Winter Wrens are among my favourite birds. As simply the Wren they were familiar to me in my English childhood, I admired them as small busybodies who would appear and disappear like a mouse. The male builds compact domed nests which we would occaisionally find, sometimes in a crevice among the mass of roots of an upturned tree, in a stream bank or perhaps the corner of an old shed.  The male Winter Wren builds several nests, each tucked carefully and tidily into a compact hiding space and when complete the female is offered her pick from a range of desirable residences.

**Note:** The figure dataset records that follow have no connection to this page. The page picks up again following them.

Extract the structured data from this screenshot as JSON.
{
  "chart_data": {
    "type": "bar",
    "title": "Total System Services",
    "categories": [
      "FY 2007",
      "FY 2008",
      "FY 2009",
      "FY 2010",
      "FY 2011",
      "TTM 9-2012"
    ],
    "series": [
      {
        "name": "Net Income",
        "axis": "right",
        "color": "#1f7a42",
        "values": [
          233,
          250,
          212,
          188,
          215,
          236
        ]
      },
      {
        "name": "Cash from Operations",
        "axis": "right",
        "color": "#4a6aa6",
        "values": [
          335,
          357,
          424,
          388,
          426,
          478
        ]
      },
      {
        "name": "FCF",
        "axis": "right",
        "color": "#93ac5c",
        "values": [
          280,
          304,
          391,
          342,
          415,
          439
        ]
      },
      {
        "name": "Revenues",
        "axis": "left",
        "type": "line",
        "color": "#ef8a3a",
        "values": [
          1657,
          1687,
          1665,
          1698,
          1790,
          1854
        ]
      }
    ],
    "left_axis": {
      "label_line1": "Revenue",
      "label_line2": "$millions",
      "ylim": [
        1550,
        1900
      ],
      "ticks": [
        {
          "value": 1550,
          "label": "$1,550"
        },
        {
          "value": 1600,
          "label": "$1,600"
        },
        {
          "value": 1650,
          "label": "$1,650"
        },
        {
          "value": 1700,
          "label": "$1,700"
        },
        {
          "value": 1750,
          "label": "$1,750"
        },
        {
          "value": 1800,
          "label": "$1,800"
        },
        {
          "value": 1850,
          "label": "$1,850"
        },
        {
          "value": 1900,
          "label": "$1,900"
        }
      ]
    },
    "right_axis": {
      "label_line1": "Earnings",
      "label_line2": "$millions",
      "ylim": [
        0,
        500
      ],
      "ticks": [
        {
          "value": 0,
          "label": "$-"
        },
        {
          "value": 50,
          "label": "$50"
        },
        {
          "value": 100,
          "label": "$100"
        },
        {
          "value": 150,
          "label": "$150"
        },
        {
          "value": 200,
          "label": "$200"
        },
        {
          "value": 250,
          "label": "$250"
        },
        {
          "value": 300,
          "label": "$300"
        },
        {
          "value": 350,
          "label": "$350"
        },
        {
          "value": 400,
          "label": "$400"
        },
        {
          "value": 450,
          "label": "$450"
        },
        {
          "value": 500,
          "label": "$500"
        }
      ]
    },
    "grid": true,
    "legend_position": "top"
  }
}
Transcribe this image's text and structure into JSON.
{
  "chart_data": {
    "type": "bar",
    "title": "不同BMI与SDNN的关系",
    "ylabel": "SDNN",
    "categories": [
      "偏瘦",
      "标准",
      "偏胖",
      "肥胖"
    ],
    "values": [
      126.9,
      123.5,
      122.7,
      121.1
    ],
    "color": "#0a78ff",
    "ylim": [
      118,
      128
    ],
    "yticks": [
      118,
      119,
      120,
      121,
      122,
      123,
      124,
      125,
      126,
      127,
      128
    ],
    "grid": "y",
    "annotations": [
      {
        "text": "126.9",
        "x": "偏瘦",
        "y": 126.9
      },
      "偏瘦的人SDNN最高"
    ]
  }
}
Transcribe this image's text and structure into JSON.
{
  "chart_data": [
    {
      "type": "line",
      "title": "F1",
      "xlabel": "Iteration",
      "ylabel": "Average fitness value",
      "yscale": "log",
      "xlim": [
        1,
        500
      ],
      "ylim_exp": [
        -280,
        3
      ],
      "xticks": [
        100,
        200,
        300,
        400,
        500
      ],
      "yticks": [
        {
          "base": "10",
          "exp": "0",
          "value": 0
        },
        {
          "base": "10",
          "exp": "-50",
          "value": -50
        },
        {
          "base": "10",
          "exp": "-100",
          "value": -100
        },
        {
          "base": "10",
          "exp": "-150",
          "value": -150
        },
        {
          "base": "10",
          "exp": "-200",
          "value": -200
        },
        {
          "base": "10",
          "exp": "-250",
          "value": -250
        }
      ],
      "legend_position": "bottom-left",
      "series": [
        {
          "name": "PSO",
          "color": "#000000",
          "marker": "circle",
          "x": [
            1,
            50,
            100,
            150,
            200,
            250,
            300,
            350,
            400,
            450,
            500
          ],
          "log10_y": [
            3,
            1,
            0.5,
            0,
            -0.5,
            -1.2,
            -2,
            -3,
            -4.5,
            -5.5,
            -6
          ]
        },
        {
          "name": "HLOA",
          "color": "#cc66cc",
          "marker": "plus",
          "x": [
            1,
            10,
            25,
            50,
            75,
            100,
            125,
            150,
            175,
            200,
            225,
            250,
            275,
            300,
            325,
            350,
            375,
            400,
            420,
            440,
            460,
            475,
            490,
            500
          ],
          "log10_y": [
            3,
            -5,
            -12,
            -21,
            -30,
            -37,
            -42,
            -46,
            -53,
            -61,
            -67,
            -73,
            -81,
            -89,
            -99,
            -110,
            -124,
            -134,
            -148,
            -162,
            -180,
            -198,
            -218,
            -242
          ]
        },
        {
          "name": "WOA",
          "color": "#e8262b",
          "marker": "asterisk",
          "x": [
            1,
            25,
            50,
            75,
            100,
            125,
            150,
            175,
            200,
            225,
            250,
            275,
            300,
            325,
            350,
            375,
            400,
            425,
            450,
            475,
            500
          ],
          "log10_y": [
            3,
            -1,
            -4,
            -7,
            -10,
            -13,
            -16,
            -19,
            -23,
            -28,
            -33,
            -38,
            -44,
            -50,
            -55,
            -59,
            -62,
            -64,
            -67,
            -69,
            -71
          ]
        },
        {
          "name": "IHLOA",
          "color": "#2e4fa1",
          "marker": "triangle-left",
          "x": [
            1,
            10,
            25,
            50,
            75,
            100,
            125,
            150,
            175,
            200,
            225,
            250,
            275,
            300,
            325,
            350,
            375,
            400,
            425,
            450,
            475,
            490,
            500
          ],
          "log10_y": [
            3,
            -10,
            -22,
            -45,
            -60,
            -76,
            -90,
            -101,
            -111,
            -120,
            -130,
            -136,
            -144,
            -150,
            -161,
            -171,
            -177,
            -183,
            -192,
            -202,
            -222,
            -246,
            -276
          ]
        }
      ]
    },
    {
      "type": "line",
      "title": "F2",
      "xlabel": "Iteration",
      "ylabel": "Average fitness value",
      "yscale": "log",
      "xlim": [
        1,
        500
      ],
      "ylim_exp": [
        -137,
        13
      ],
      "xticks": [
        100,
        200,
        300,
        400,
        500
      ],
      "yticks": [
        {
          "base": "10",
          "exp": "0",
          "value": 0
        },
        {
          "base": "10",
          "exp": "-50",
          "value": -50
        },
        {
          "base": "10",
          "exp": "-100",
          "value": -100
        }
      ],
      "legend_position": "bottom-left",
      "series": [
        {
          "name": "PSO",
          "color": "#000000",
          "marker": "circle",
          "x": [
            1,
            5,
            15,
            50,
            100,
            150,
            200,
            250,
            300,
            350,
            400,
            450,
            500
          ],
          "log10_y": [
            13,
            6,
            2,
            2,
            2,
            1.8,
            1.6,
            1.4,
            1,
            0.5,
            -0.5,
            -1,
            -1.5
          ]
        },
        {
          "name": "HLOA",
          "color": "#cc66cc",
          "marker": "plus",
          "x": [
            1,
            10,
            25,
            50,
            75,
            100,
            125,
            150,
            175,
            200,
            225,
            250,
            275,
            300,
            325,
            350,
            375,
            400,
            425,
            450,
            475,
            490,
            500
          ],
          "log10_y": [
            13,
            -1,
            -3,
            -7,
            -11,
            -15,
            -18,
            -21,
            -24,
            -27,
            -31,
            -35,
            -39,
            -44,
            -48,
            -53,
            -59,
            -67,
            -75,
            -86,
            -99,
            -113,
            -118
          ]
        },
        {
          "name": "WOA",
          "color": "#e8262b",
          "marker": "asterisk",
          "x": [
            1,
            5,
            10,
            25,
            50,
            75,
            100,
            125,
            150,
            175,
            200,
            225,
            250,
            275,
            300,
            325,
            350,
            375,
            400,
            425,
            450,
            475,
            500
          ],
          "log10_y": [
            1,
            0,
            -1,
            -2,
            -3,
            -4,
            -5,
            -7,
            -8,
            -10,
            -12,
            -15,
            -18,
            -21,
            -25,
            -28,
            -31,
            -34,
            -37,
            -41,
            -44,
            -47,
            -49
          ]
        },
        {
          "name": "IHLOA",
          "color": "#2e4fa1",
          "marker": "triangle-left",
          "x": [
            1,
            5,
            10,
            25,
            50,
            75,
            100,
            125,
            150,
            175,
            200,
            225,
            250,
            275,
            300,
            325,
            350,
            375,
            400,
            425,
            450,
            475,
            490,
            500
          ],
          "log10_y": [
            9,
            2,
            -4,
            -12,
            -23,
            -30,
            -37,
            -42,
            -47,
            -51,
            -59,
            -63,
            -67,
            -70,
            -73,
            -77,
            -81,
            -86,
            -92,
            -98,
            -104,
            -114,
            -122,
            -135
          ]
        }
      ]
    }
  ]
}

Until fairly recently Europe’s Wren was considered to be the same species as America’s Winter Wren, both Troglodytes troglodytes; an amusingly Tolkienesque name.  But recent study has led to some splitting of the species; so from T. troglodytes has come T. hiemalis (Winter Wren) and T.pacificus (Pacific Wren); and perhaps more to follow.

At our second station, where we also found a Common Yellowthroat and a pair of Hairy Woodpeckers, a Winter Wren, probably the same bird, came close to us and singing at intervals as he checked his fences lines. I caught sight of him eyeing us cautiously, evidently our point-count site intruded into his territory and with his assertive songs he made sure we knew it.  Winter Wrens are usually considered to nest farther north spreading well into the boreal forest zone, so seeing and hearing one today was both notable and welcome.